Genelkurmay Başkanlığı’nın hava sahasını 19.05 itibarıyla askeri uçuşlara kapatmış olmasına karşılık, Hava Kuvvetleri’ndeki bazı askeri üsler darbeci subayların kontrolüne geçmişti ve bu havaalanlarından uçuş yasağına rağmen kontrol dışı bir şekilde uçaklar havalanıyordu.
Büyük ölçüde anayasal çizgide duran subayların kontrolünde olan ve Hava Kuvvetleri Komutanı Orgeneral Abidin Ünal’ın İstanbul’da derdest edilmeden hemen önce verdiği emirleri yerine getiren Eskişehir’deki Birleştirilmiş Hava Harekât Merkezi’nin (BHHM) radarlarında birbiri ardına hesapta olmayan kontrolsüz uçuşlar beliriyordu.
Darbecilerin safındaki olan Ankara Akıncı, Kayseri Erkilet, İncirlik, Balıkesir ve Denizli Çardak üsleri, Eskişehir’deki BHHM’nin verdiği emirleri dinlemiyordu.
Akıncı’dan kalkan F-16’lar Ankara’nın üstünde terör estirirken saat 23.30 sonrasında Kayseri’de 12. Hava Ulaştırma Ana Üs Komutanlığı’nın pistinde hesapta olmayan bir hareketlilik baş gösterdi. İlk uçak saat 23.30 sularında havalandı. Bir, iki, üç derken, saat 02.00’ye kadar uzanan bir zaman aralığında toplam sekiz askeri nakliye uçağı Kayseri’den havalandı ve Türk hava sahasında farklı istikametlere doğru yol almaya başladı.
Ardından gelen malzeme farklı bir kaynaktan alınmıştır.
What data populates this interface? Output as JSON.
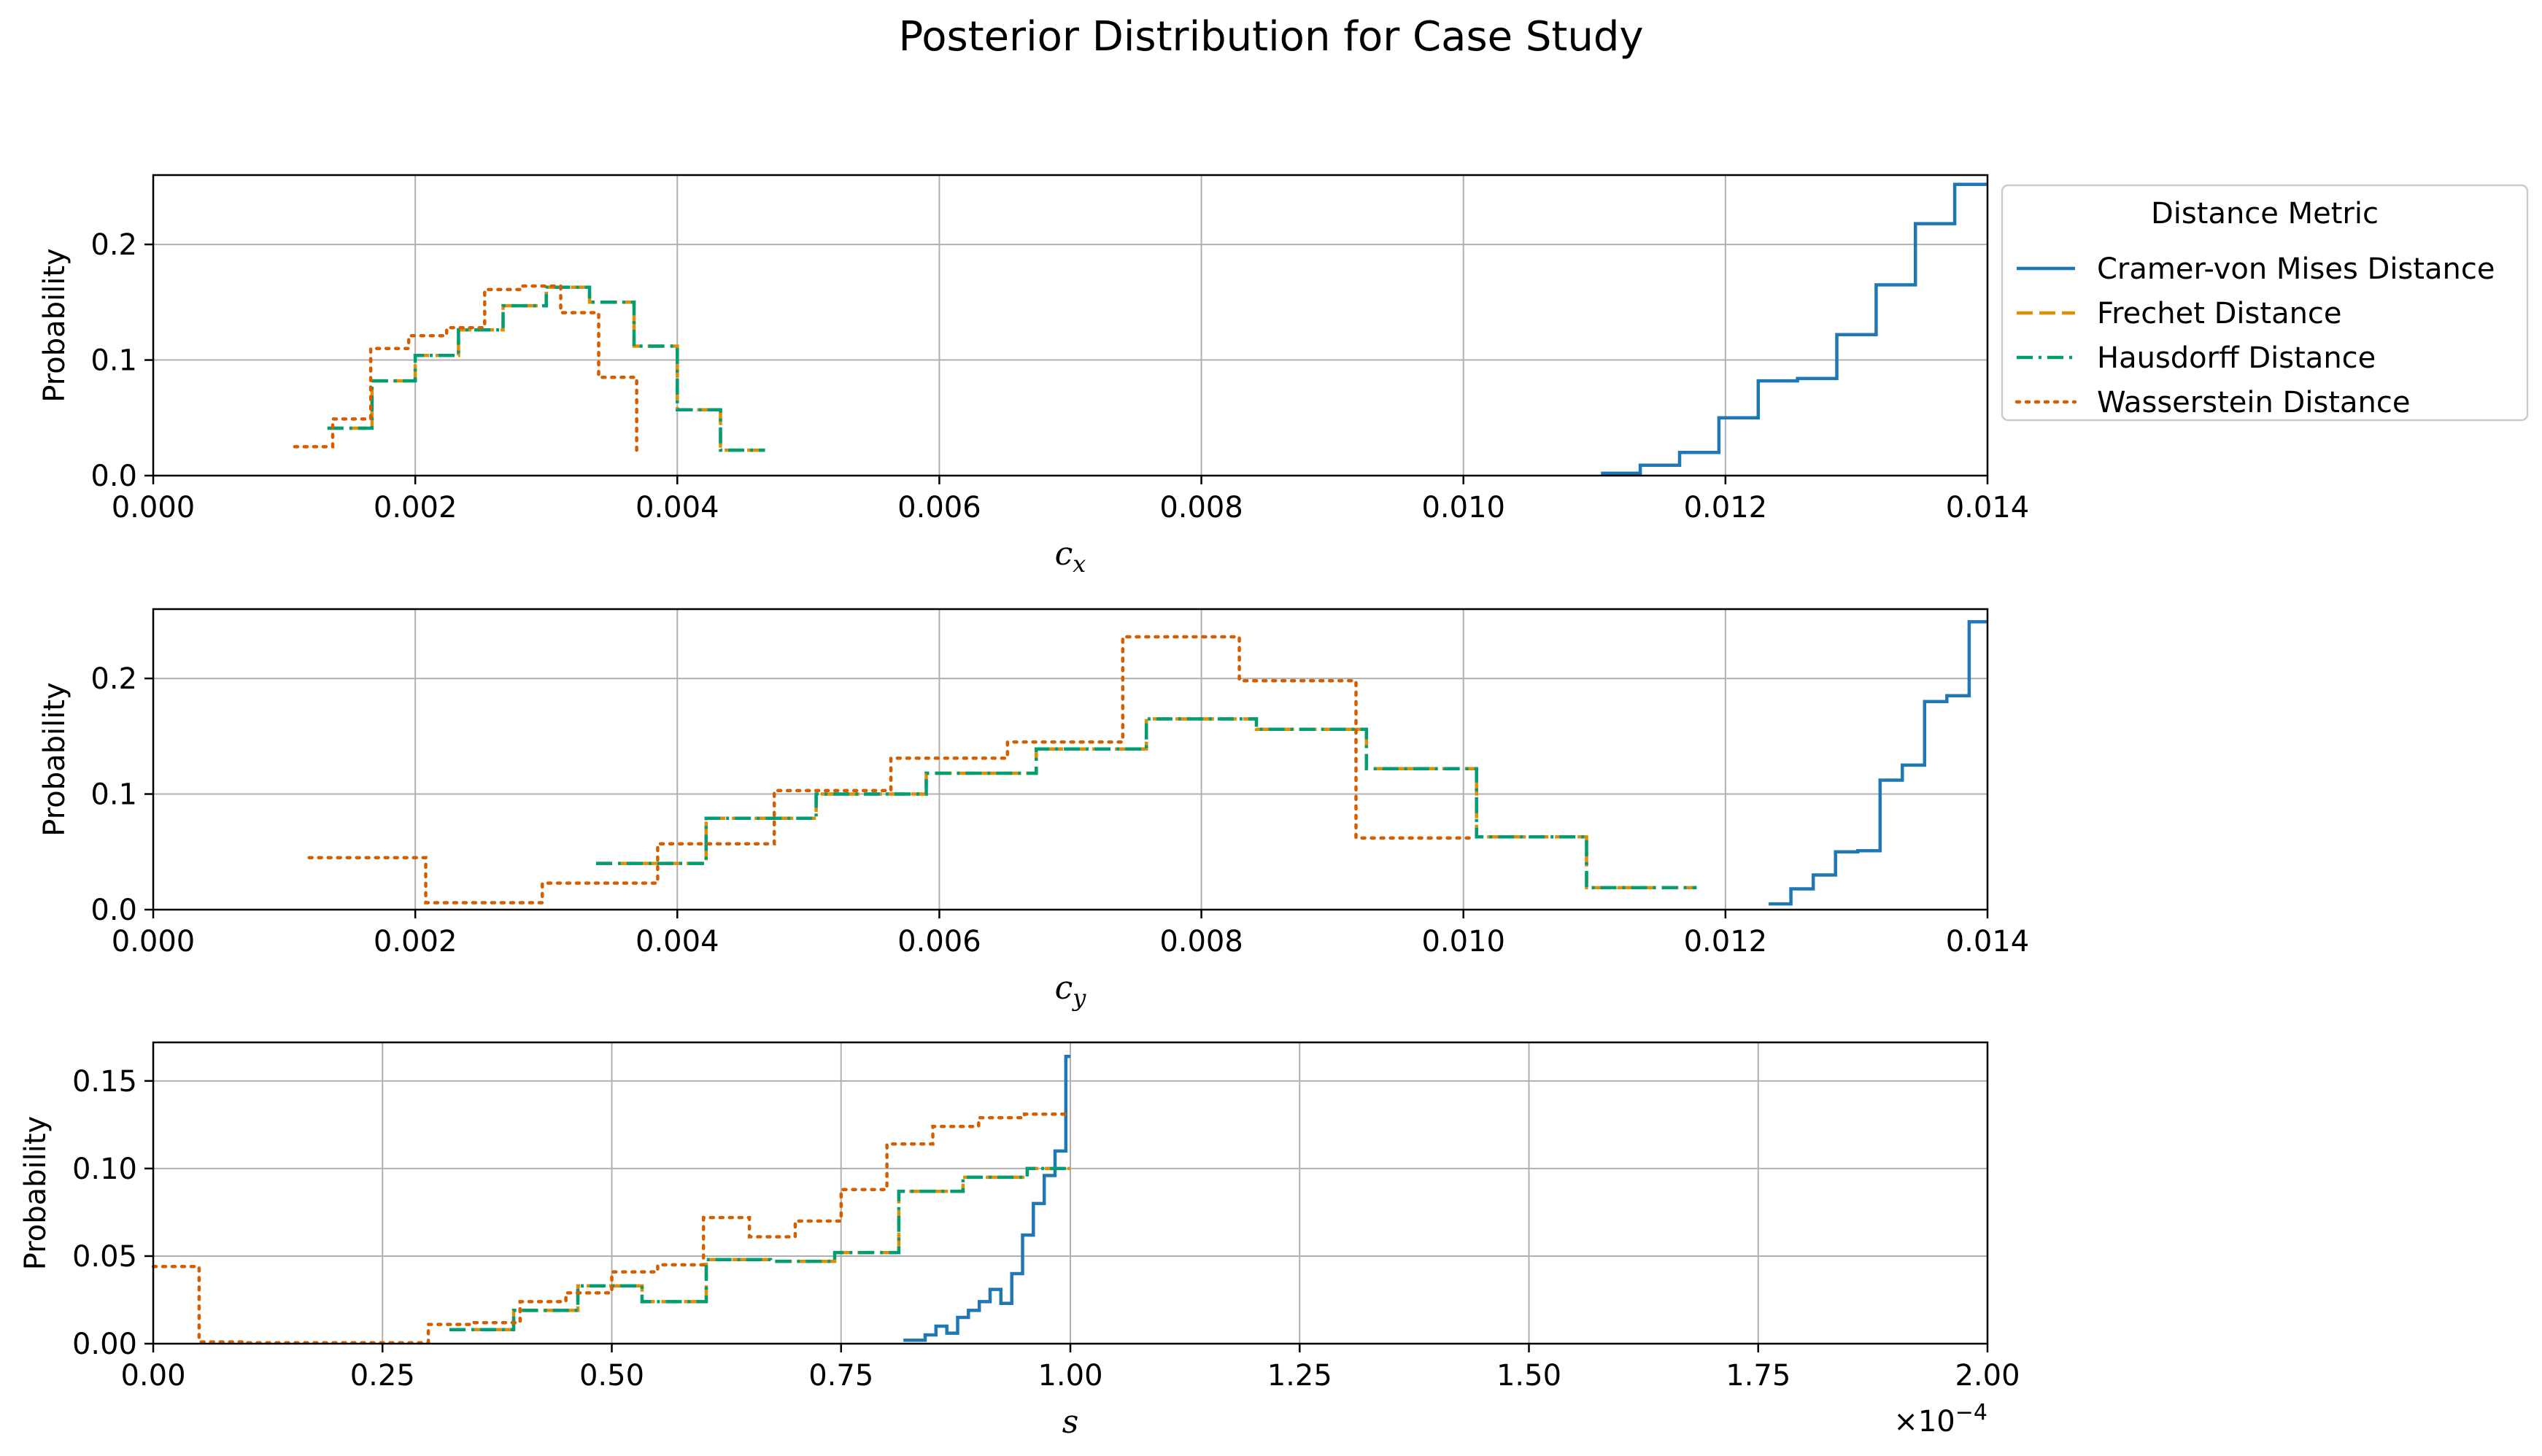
{
  "title": "Posterior Distribution for Case Study",
  "legend": {
    "title": "Distance Metric",
    "placement": "right of top panel"
  },
  "colors": {
    "Cramer-von Mises Distance": "#1f77b4",
    "Frechet Distance": "#de8f05",
    "Hausdorff Distance": "#029e73",
    "Wasserstein Distance": "#d55e00"
  },
  "chart_data": [
    {
      "type": "line",
      "subtype": "step-histogram",
      "xlabel_var": "c",
      "xlabel_sub": "x",
      "ylabel": "Probability",
      "xlim": [
        0,
        0.014
      ],
      "ylim": [
        0,
        0.26
      ],
      "xticks": [
        "0.000",
        "0.002",
        "0.004",
        "0.006",
        "0.008",
        "0.010",
        "0.012",
        "0.014"
      ],
      "xtick_values": [
        0,
        0.002,
        0.004,
        0.006,
        0.008,
        0.01,
        0.012,
        0.014
      ],
      "yticks": [
        "0.0",
        "0.1",
        "0.2"
      ],
      "ytick_values": [
        0,
        0.1,
        0.2
      ],
      "grid": true,
      "series": [
        {
          "name": "Cramer-von Mises Distance",
          "style": "solid",
          "edges": [
            0.01105,
            0.01135,
            0.01165,
            0.01195,
            0.01225,
            0.01255,
            0.01285,
            0.01315,
            0.01345,
            0.01375,
            0.014
          ],
          "values": [
            0.002,
            0.009,
            0.02,
            0.05,
            0.082,
            0.084,
            0.122,
            0.165,
            0.218,
            0.252
          ]
        },
        {
          "name": "Frechet Distance",
          "style": "dashed",
          "edges": [
            0.00133,
            0.00167,
            0.002,
            0.00233,
            0.00267,
            0.003,
            0.00333,
            0.00367,
            0.004,
            0.00433,
            0.00467
          ],
          "values": [
            0.041,
            0.082,
            0.104,
            0.126,
            0.147,
            0.163,
            0.15,
            0.112,
            0.057,
            0.022
          ]
        },
        {
          "name": "Hausdorff Distance",
          "style": "dashdot",
          "edges": [
            0.00133,
            0.00167,
            0.002,
            0.00233,
            0.00267,
            0.003,
            0.00333,
            0.00367,
            0.004,
            0.00433,
            0.00467
          ],
          "values": [
            0.041,
            0.082,
            0.104,
            0.126,
            0.147,
            0.163,
            0.15,
            0.112,
            0.057,
            0.022
          ]
        },
        {
          "name": "Wasserstein Distance",
          "style": "dotted",
          "edges": [
            0.00108,
            0.00137,
            0.00166,
            0.00195,
            0.00224,
            0.00253,
            0.00282,
            0.00311,
            0.0034,
            0.00369
          ],
          "values": [
            0.025,
            0.049,
            0.11,
            0.121,
            0.128,
            0.161,
            0.164,
            0.141,
            0.085,
            0.017
          ]
        }
      ]
    },
    {
      "type": "line",
      "subtype": "step-histogram",
      "xlabel_var": "c",
      "xlabel_sub": "y",
      "ylabel": "Probability",
      "xlim": [
        0,
        0.014
      ],
      "ylim": [
        0,
        0.26
      ],
      "xticks": [
        "0.000",
        "0.002",
        "0.004",
        "0.006",
        "0.008",
        "0.010",
        "0.012",
        "0.014"
      ],
      "xtick_values": [
        0,
        0.002,
        0.004,
        0.006,
        0.008,
        0.01,
        0.012,
        0.014
      ],
      "yticks": [
        "0.0",
        "0.1",
        "0.2"
      ],
      "ytick_values": [
        0,
        0.1,
        0.2
      ],
      "grid": true,
      "series": [
        {
          "name": "Cramer-von Mises Distance",
          "style": "solid",
          "edges": [
            0.01233,
            0.0125,
            0.01267,
            0.01284,
            0.01301,
            0.01318,
            0.01335,
            0.01352,
            0.01369,
            0.01386,
            0.014
          ],
          "values": [
            0.005,
            0.018,
            0.03,
            0.05,
            0.051,
            0.112,
            0.125,
            0.18,
            0.185,
            0.249
          ]
        },
        {
          "name": "Frechet Distance",
          "style": "dashed",
          "edges": [
            0.00338,
            0.00422,
            0.00506,
            0.0059,
            0.00674,
            0.00758,
            0.00842,
            0.00926,
            0.0101,
            0.01094,
            0.01178
          ],
          "values": [
            0.04,
            0.079,
            0.1,
            0.118,
            0.139,
            0.165,
            0.156,
            0.122,
            0.063,
            0.019
          ]
        },
        {
          "name": "Hausdorff Distance",
          "style": "dashdot",
          "edges": [
            0.00338,
            0.00422,
            0.00506,
            0.0059,
            0.00674,
            0.00758,
            0.00842,
            0.00926,
            0.0101,
            0.01094,
            0.01178
          ],
          "values": [
            0.04,
            0.079,
            0.1,
            0.118,
            0.139,
            0.165,
            0.156,
            0.122,
            0.063,
            0.019
          ]
        },
        {
          "name": "Wasserstein Distance",
          "style": "dotted",
          "edges": [
            0.00119,
            0.00208,
            0.00297,
            0.00385,
            0.00474,
            0.00563,
            0.00652,
            0.0074,
            0.00829,
            0.00918,
            0.01007
          ],
          "values": [
            0.045,
            0.006,
            0.023,
            0.057,
            0.103,
            0.131,
            0.145,
            0.236,
            0.198,
            0.062
          ]
        }
      ]
    },
    {
      "type": "line",
      "subtype": "step-histogram",
      "xlabel_var": "s",
      "xlabel_sub": "",
      "ylabel": "Probability",
      "xlim": [
        0,
        2.0
      ],
      "ylim": [
        0,
        0.172
      ],
      "offset_text": "×10",
      "offset_exp": "−4",
      "xticks": [
        "0.00",
        "0.25",
        "0.50",
        "0.75",
        "1.00",
        "1.25",
        "1.50",
        "1.75",
        "2.00"
      ],
      "xtick_values": [
        0,
        0.25,
        0.5,
        0.75,
        1.0,
        1.25,
        1.5,
        1.75,
        2.0
      ],
      "yticks": [
        "0.00",
        "0.05",
        "0.10",
        "0.15"
      ],
      "ytick_values": [
        0,
        0.05,
        0.1,
        0.15
      ],
      "grid": true,
      "series": [
        {
          "name": "Cramer-von Mises Distance",
          "style": "solid",
          "edges": [
            0.818,
            0.8417,
            0.8535,
            0.8653,
            0.8771,
            0.8889,
            0.9007,
            0.9125,
            0.9243,
            0.9361,
            0.9479,
            0.9597,
            0.9715,
            0.9833,
            0.9951,
            1.0
          ],
          "values": [
            0.002,
            0.005,
            0.01,
            0.006,
            0.015,
            0.019,
            0.024,
            0.031,
            0.023,
            0.04,
            0.062,
            0.08,
            0.096,
            0.11,
            0.164
          ]
        },
        {
          "name": "Frechet Distance",
          "style": "dashed",
          "edges": [
            0.323,
            0.393,
            0.463,
            0.533,
            0.603,
            0.673,
            0.743,
            0.813,
            0.883,
            0.953,
            1.0
          ],
          "values": [
            0.008,
            0.019,
            0.033,
            0.024,
            0.048,
            0.047,
            0.052,
            0.087,
            0.095,
            0.1
          ]
        },
        {
          "name": "Hausdorff Distance",
          "style": "dashdot",
          "edges": [
            0.323,
            0.393,
            0.463,
            0.533,
            0.603,
            0.673,
            0.743,
            0.813,
            0.883,
            0.953,
            1.0
          ],
          "values": [
            0.008,
            0.019,
            0.033,
            0.024,
            0.048,
            0.047,
            0.052,
            0.087,
            0.095,
            0.1
          ]
        },
        {
          "name": "Wasserstein Distance",
          "style": "dotted",
          "edges": [
            0.0,
            0.05,
            0.1,
            0.15,
            0.2,
            0.25,
            0.3,
            0.35,
            0.4,
            0.45,
            0.5,
            0.55,
            0.6,
            0.65,
            0.7,
            0.75,
            0.8,
            0.85,
            0.9,
            0.95,
            1.0
          ],
          "values": [
            0.044,
            0.001,
            0.0005,
            0.0005,
            0.0005,
            0.0005,
            0.011,
            0.012,
            0.024,
            0.029,
            0.041,
            0.045,
            0.072,
            0.061,
            0.07,
            0.088,
            0.114,
            0.124,
            0.129,
            0.131
          ]
        }
      ]
    }
  ]
}
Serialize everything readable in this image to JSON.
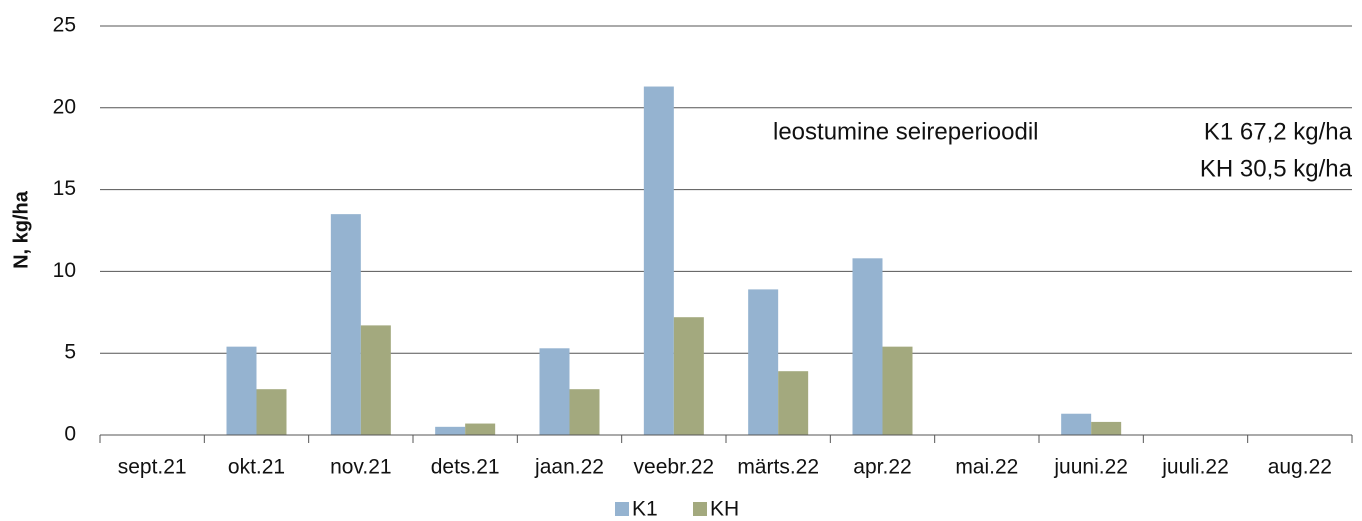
{
  "chart_data": {
    "type": "bar",
    "categories": [
      "sept.21",
      "okt.21",
      "nov.21",
      "dets.21",
      "jaan.22",
      "veebr.22",
      "märts.22",
      "apr.22",
      "mai.22",
      "juuni.22",
      "juuli.22",
      "aug.22"
    ],
    "series": [
      {
        "name": "K1",
        "color": "#95b3d0",
        "values": [
          0,
          5.4,
          13.5,
          0.5,
          5.3,
          21.3,
          8.9,
          10.8,
          0,
          1.3,
          0,
          0
        ]
      },
      {
        "name": "KH",
        "color": "#a3a97e",
        "values": [
          0,
          2.8,
          6.7,
          0.7,
          2.8,
          7.2,
          3.9,
          5.4,
          0,
          0.8,
          0,
          0
        ]
      }
    ],
    "y_label": "N, kg/ha",
    "annotations": [
      "leostumine seireperioodil",
      "K1 67,2 kg/ha",
      "KH 30,5 kg/ha"
    ],
    "ylim": [
      0,
      25
    ],
    "yticks": [
      0,
      5,
      10,
      15,
      20,
      25
    ],
    "grid": true,
    "legend": "bottom"
  }
}
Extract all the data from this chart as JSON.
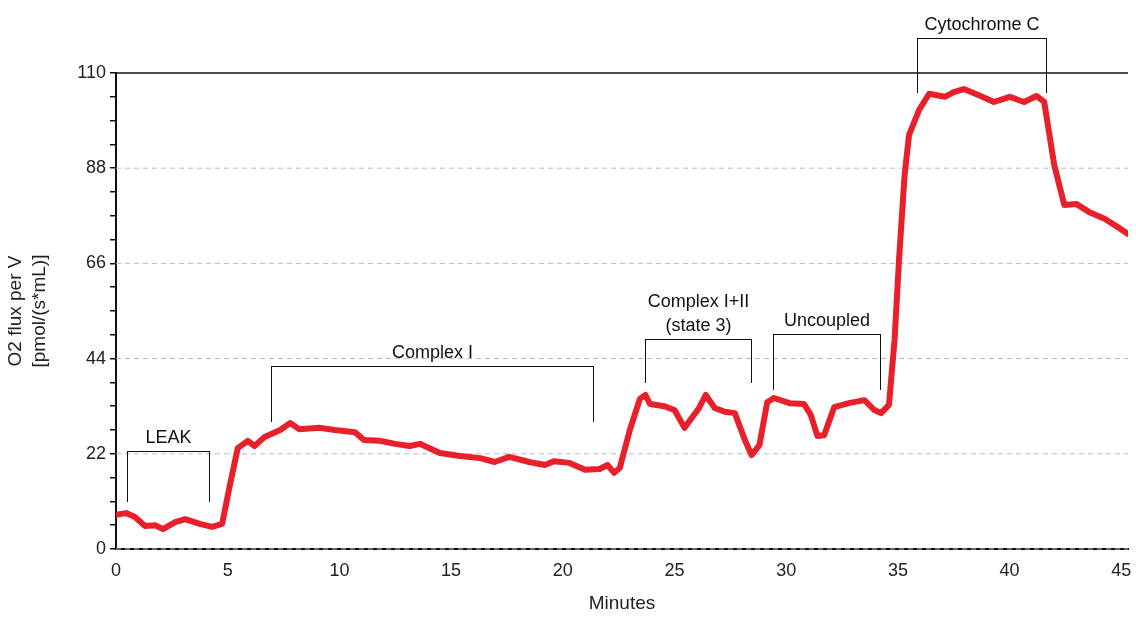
{
  "chart_data": {
    "type": "line",
    "xlabel": "Minutes",
    "ylabel": "O2 flux per V\n[pmol/(s*mL)]",
    "xlim": [
      0,
      45.3
    ],
    "xticks": [
      0,
      5,
      10,
      15,
      20,
      25,
      30,
      35,
      40,
      45
    ],
    "ylim": [
      0,
      110
    ],
    "yticks": [
      0,
      {
        "value": 5.5,
        "label": null
      },
      {
        "value": 11,
        "label": null
      },
      {
        "value": 16.5,
        "label": null
      },
      22,
      {
        "value": 27.5,
        "label": null
      },
      {
        "value": 33,
        "label": null
      },
      {
        "value": 38.5,
        "label": null
      },
      44,
      {
        "value": 49.5,
        "label": null
      },
      {
        "value": 55,
        "label": null
      },
      {
        "value": 60.5,
        "label": null
      },
      66,
      {
        "value": 71.5,
        "label": null
      },
      {
        "value": 77,
        "label": null
      },
      {
        "value": 82.5,
        "label": null
      },
      88,
      {
        "value": 93.5,
        "label": null
      },
      {
        "value": 99,
        "label": null
      },
      {
        "value": 104.5,
        "label": null
      },
      110
    ],
    "grid": "y",
    "legend": false,
    "marker": "none",
    "line_style": "solid",
    "series": [
      {
        "color": "#e8202a",
        "x": [
          0,
          0.45,
          0.85,
          1.3,
          1.75,
          2.1,
          2.65,
          3.1,
          3.75,
          4.3,
          4.75,
          5.1,
          5.45,
          5.9,
          6.2,
          6.65,
          7.35,
          7.8,
          8.2,
          9.1,
          9.8,
          10.7,
          11.1,
          11.8,
          12.5,
          13.15,
          13.6,
          14.5,
          15.4,
          16.3,
          16.95,
          17.6,
          18.5,
          19.2,
          19.6,
          20.3,
          21,
          21.65,
          22,
          22.3,
          22.55,
          23,
          23.45,
          23.7,
          23.9,
          24.55,
          25,
          25.45,
          26.1,
          26.4,
          26.8,
          27.25,
          27.7,
          28.15,
          28.45,
          28.8,
          29.15,
          29.45,
          30.15,
          30.8,
          31.1,
          31.4,
          31.7,
          32.15,
          32.8,
          33.5,
          33.95,
          34.25,
          34.6,
          34.85,
          35.05,
          35.3,
          35.5,
          35.95,
          36.4,
          37.1,
          37.5,
          37.95,
          38.6,
          39.3,
          40,
          40.65,
          41.2,
          41.55,
          42,
          42.45,
          43,
          43.55,
          44.25,
          44.9,
          45.3
        ],
        "values": [
          7.9,
          8.3,
          7.4,
          5.3,
          5.5,
          4.6,
          6.2,
          6.9,
          5.8,
          5.1,
          5.8,
          14.8,
          23.3,
          25,
          23.8,
          25.9,
          27.5,
          29.1,
          27.7,
          28,
          27.5,
          27,
          25.2,
          25,
          24.3,
          23.8,
          24.3,
          22.2,
          21.5,
          21,
          20.1,
          21.3,
          20.1,
          19.4,
          20.3,
          19.9,
          18.3,
          18.5,
          19.4,
          17.6,
          18.7,
          27.5,
          34.7,
          35.6,
          33.5,
          33,
          32.1,
          28,
          32.6,
          35.6,
          32.6,
          31.7,
          31.4,
          25.2,
          21.7,
          24,
          33.9,
          34.9,
          33.7,
          33.5,
          31,
          26.1,
          26.3,
          32.8,
          33.7,
          34.4,
          32.1,
          31.4,
          33.3,
          48.3,
          66.8,
          86.4,
          95.7,
          101.5,
          105.2,
          104.5,
          105.6,
          106.3,
          104.9,
          103.3,
          104.5,
          103.3,
          104.7,
          103.3,
          88.7,
          79.5,
          79.7,
          77.9,
          76.3,
          74.2,
          72.8
        ]
      }
    ],
    "annotations": [
      "LEAK",
      "Complex I",
      "Complex I+II\n(state 3)",
      "Uncoupled",
      "Cytochrome C"
    ]
  }
}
Bunlar, üste 221. Filo’ya bağlı A-400M ve 222. Filo’ya bağlı C-130 nakliye uçaklarıydı. Türk Hava Kuvvetleri’nin envanterine 2013 yılında giren Airbus yapımı A-400M uçakları, büyük hacimli bir taşıma kapasitesine sahip. Türk Silahlı Kuvvetleri’nin yurtiçi ve yurtdışına havadan asker ve malzeme sevki, Etimesgut üssündeki CASA uçaklarıyla birlikte ağırlıklı olarak Kayseri’deki nakliye uçaklarıyla yapılıyor.
Ve 15 Temmuz’da Kayseri Erkilet üssündeki taşıma kapasitesinin önemli bir bölümü darbe girişimini desteklemek üzere devreye sokulacaktı. Kalkışmada Akıncı’dan yürütülen sindirme ve bombalama amaçlı uçuşlardan sonra en yoğun faaliyetin gözlendiği hava üssü Kayseri’ydi.